France Day 1 - Alsace

Getting on a plane to visit a foreign country is always an incredible feeling. It doesn't matter where you're going or why, there's no avoiding the sense of adventure associated with striking out and putting rubber to the road. This year it's been particularly complex to make this trip happen. Here at the K&L Spirits Department, we've made a commitment to finding you the best products from across the world. Typically, Driscoll and I travel as partners, but this year due to a number of factors we decided to split up to maximize our effectiveness. David and the wonderful Jeff Jones voyaged early to Scotland to secure some of the best values we've ever seen in Single Malt. During that same period, I had planned to visit Martinique to explore the island nation's Agricole Rhum industry. You may not have seen or heard anything about this Martinique trip because it never ended up happening. Instead, I have the great pleasure to announce that I’m pregnant and at that time I was advised travelling to the Caribbean was too risky for my wife and future child. That old Zika is a bitch.

Nonetheless, I'm committed to bringing new and exciting products back this year. That means redoubling our efforts in Scotland and French Brandy -Armagnac continues to be the most exciting and affordable brown spirit category in the world. We'll be releasing new single casks over the next few weeks and they will unquestionably be some of the best values you've ever seen in Scotch. But I also want to bring you new products, not to replace a bottle you've already got, but to open your mind to something new and exciting. Yesterday, I flew to Paris with exactly that goal. My first stop, while not exactly a sure thing yet could set K&L up to be partners with one the greatest names in Spirits across the world. 

For those of you who know what this means, you'll likely share my unbearable excitement. For those of you that don't, you'll have to just wait and see what comes of it.

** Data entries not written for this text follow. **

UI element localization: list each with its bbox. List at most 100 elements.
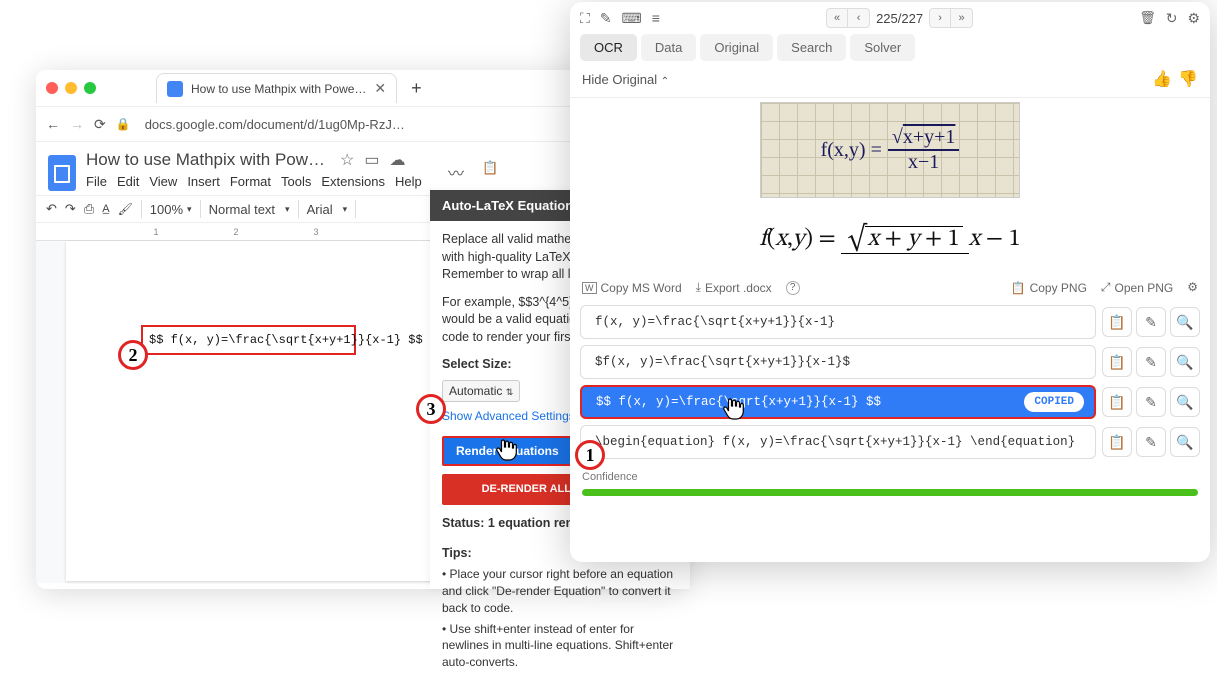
tab-title: How to use Mathpix with Powe… <box>191 82 366 96</box>
result-latex-display[interactable]: $$ f(x, y)=\frac{\sqrt{x+y+1}}{x-1} $$ C… <box>580 385 1096 419</box>
crop-icon[interactable]: ⛶ <box>580 10 590 27</box>
copy-icon[interactable]: 📋 <box>1102 307 1132 337</box>
edit-icon[interactable]: ✎ <box>1136 307 1166 337</box>
print-icon[interactable]: ⎙ <box>84 201 94 217</box>
copy-png[interactable]: 📋Copy PNG <box>1011 280 1087 295</box>
menu-view[interactable]: View <box>149 174 177 189</box>
annotation-1: 1 <box>575 440 605 470</box>
tab-solver[interactable]: Solver <box>850 34 915 61</box>
edit-icon[interactable]: ✎ <box>1136 347 1166 377</box>
menu-tools[interactable]: Tools <box>281 174 311 189</box>
thumbs-up-icon[interactable]: 👍 <box>1152 69 1172 89</box>
hide-original-toggle[interactable]: Hide Original ⌃ <box>582 72 669 87</box>
doc-title[interactable]: How to use Mathpix with PowerP… <box>86 150 326 170</box>
docs-sidepanel-icons: 〰 📋 <box>448 160 498 184</box>
pager-first[interactable]: « <box>826 8 848 28</box>
tip-2: • Use shift+enter instead of enter for n… <box>442 621 678 671</box>
url-text[interactable]: docs.google.com/document/d/1ug0Mp-RzJ… <box>145 117 597 132</box>
copy-icon[interactable]: 📋 <box>1102 387 1132 417</box>
menu-extensions[interactable]: Extensions <box>321 174 385 189</box>
copied-badge: COPIED <box>1024 392 1084 412</box>
zoom-icon[interactable]: 🔍 <box>1170 387 1200 417</box>
tab-search[interactable]: Search <box>777 34 846 61</box>
paint-format-icon[interactable]: 🖌 <box>118 202 133 216</box>
export-help-icon[interactable]: ? <box>786 281 800 295</box>
equation-textbox[interactable]: $$ f(x, y)=\frac{\sqrt{x+y+1}}{x-1} $$ <box>141 325 356 355</box>
equation-text: $$ f(x, y)=\frac{\sqrt{x+y+1}}{x-1} $$ <box>149 333 423 347</box>
results-list: f(x, y)=\frac{\sqrt{x+y+1}}{x-1} 📋 ✎ 🔍 $… <box>570 305 1210 467</box>
render-equations-button[interactable]: Render Equations <box>442 436 573 466</box>
pager-count: 225/227 <box>876 11 923 26</box>
export-settings-icon[interactable]: ⚙ <box>1187 280 1198 295</box>
close-window[interactable] <box>46 82 58 94</box>
tab-original[interactable]: Original <box>700 34 773 61</box>
minimize-window[interactable] <box>65 82 77 94</box>
back-icon[interactable]: ← <box>46 116 60 132</box>
confidence-bar <box>582 489 1198 496</box>
pager: «‹ 225/227 ›» <box>826 8 973 28</box>
zoom-icon[interactable]: 🔍 <box>1170 347 1200 377</box>
document-page[interactable] <box>66 241 446 581</box>
undo-icon[interactable]: ↶ <box>46 201 57 217</box>
menu-insert[interactable]: Insert <box>187 174 220 189</box>
zoom-select[interactable]: 100%▾ <box>150 202 192 217</box>
trash-icon[interactable]: 🗑 <box>1139 10 1156 26</box>
zoom-icon[interactable]: 🔍 <box>1170 307 1200 337</box>
new-tab-button[interactable]: + <box>411 78 422 99</box>
refresh-icon[interactable]: ⟳ <box>94 116 106 133</box>
pen-icon[interactable]: ✎ <box>600 10 612 27</box>
docs-favicon <box>167 81 183 97</box>
edit-icon[interactable]: ✎ <box>1136 427 1166 457</box>
thumbs-down-icon[interactable]: 👎 <box>1178 69 1198 89</box>
tip-1: • Place your cursor right before an equa… <box>442 566 678 616</box>
docs-logo[interactable] <box>48 155 76 191</box>
cloud-icon[interactable]: ☁ <box>389 150 405 170</box>
browser-tab[interactable]: How to use Mathpix with Powe… ✕ <box>156 73 397 103</box>
keyboard-icon[interactable]: ⌨ <box>622 10 642 27</box>
result-latex-plain[interactable]: f(x, y)=\frac{\sqrt{x+y+1}}{x-1} <box>580 305 1096 339</box>
size-select[interactable]: Automatic ⇅ <box>442 380 520 403</box>
menu-file[interactable]: File <box>86 174 107 189</box>
copy-icon[interactable]: 📋 <box>1102 347 1132 377</box>
export-row: WCopy MS Word ⤓Export .docx ? 📋Copy PNG … <box>570 274 1210 305</box>
result-row: \begin{equation} f(x, y)=\frac{\sqrt{x+y… <box>580 425 1200 459</box>
export-docx[interactable]: ⤓Export .docx <box>696 280 772 295</box>
zoom-icon[interactable]: 🔍 <box>1170 427 1200 457</box>
handwritten-equation: f(x,y) = √x+y+1x−1 <box>761 103 1019 197</box>
open-png[interactable]: ⤢Open PNG <box>1101 280 1173 295</box>
menu-help[interactable]: Help <box>395 174 422 189</box>
pager-next[interactable]: › <box>929 8 951 28</box>
result-latex-inline[interactable]: $f(x, y)=\frac{\sqrt{x+y+1}}{x-1}$ <box>580 345 1096 379</box>
copy-msword[interactable]: WCopy MS Word <box>582 281 682 295</box>
size-label: Select Size: <box>442 356 511 374</box>
result-latex-equation-env[interactable]: \begin{equation} f(x, y)=\frac{\sqrt{x+y… <box>580 425 1096 459</box>
forward-icon[interactable]: → <box>70 116 84 132</box>
menu-format[interactable]: Format <box>230 174 271 189</box>
result-row-selected: $$ f(x, y)=\frac{\sqrt{x+y+1}}{x-1} $$ C… <box>580 385 1200 419</box>
spellcheck-icon[interactable]: A̲ <box>102 203 109 215</box>
clipboard-icon[interactable]: 📋 <box>482 160 498 184</box>
pager-last[interactable]: » <box>951 8 973 28</box>
close-tab-icon[interactable]: ✕ <box>374 80 386 97</box>
maximize-window[interactable] <box>84 82 96 94</box>
style-select[interactable]: Normal text▾ <box>209 202 290 217</box>
annotation-3: 3 <box>416 394 446 424</box>
font-select[interactable]: Arial▾ <box>307 202 348 217</box>
move-folder-icon[interactable]: ▭ <box>364 150 379 170</box>
advanced-settings-link[interactable]: Show Advanced Settings <box>442 409 575 423</box>
copy-icon[interactable]: 📋 <box>1102 427 1132 457</box>
tab-ocr[interactable]: OCR <box>580 34 637 61</box>
settings-icon[interactable]: ⚙ <box>1187 10 1200 27</box>
explore-icon[interactable]: 〰 <box>448 160 464 184</box>
window-controls <box>46 82 96 94</box>
redo-icon[interactable]: ↷ <box>65 201 76 217</box>
menu-edit[interactable]: Edit <box>117 174 139 189</box>
edit-icon[interactable]: ✎ <box>1136 387 1166 417</box>
mathpix-panel: ⛶ ✎ ⌨ ≡ «‹ 225/227 ›» 🗑 ↻ ⚙ OCR Data Ori… <box>570 2 1210 562</box>
pager-prev[interactable]: ‹ <box>848 8 870 28</box>
reload-icon[interactable]: ↻ <box>1166 10 1178 27</box>
align-icon[interactable]: ≡ <box>652 10 660 26</box>
tab-data[interactable]: Data <box>641 34 696 61</box>
star-icon[interactable]: ☆ <box>340 150 354 170</box>
confidence-label: Confidence <box>570 467 1210 483</box>
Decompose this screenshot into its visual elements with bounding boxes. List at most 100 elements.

I plan to redouble my efforts in French Whisky not simply because I love this country and the people who make these incredible products, but because I love the products we're bringing in. My goals are unabashedly selfish. I truly think that some of the best whisky being made right now is coming out of France. We're just scratching the surface so far, there's still so much more below. What I like about it beyond the care and quality they put into each drop, is that they are utterly focused on being themselves. So often we hear craft distillers say, "I can't do it better than the big guys, so I'm just going to be different." This attitude utterly kills me. Why are you different? I just don't see the point. It feels completely out of sink with the goals of creating a great product, something you WANT people to buy. It's also pretty damned self-centered. I get that starting a distillery, sometimes from scratch, you need to be self aggrandizing, but it so often leans towards arrogance rather than reverence that it turns me off. This is not a build it and they will come type of industry. If you’re going to be arrogant about what you’re doing, you better be damned well sure that it’s the best thing out there, not simply the best you can muster.

If you know that you've got strong competition, why not plan to do it better, try harder, be exceptional, rather than try to wiggle out of directly competing with the leaders in your category? There's a reason why Kentucky, Ireland, and Scotland have general practices that are ubiquitous across those industries. If you’re reinventing the wheel, you should probably make sure it works better than the one we’ve already got. But in that context, craft distillers France have a very different attitude. Their goals are simply to make a product with a sense of place, yes usually within the context of a greater category, but not necessarily as an affront or in competition to what Scotland has to offer. The quality of the journey goes without saying for these artisans, but for them the journey is not the goal. As I make my way down the Rhine valley with no idea what is to come, a feeling of adventure is what I crave and indeed I have it, but I will continue to remind myself that this journey is not the goal. It is only our garden from which we must pick the ripest fruit. Tonight to Burgundy and then onwards to Gascogne... 

Sometimes the journey is pretty damned amazing though.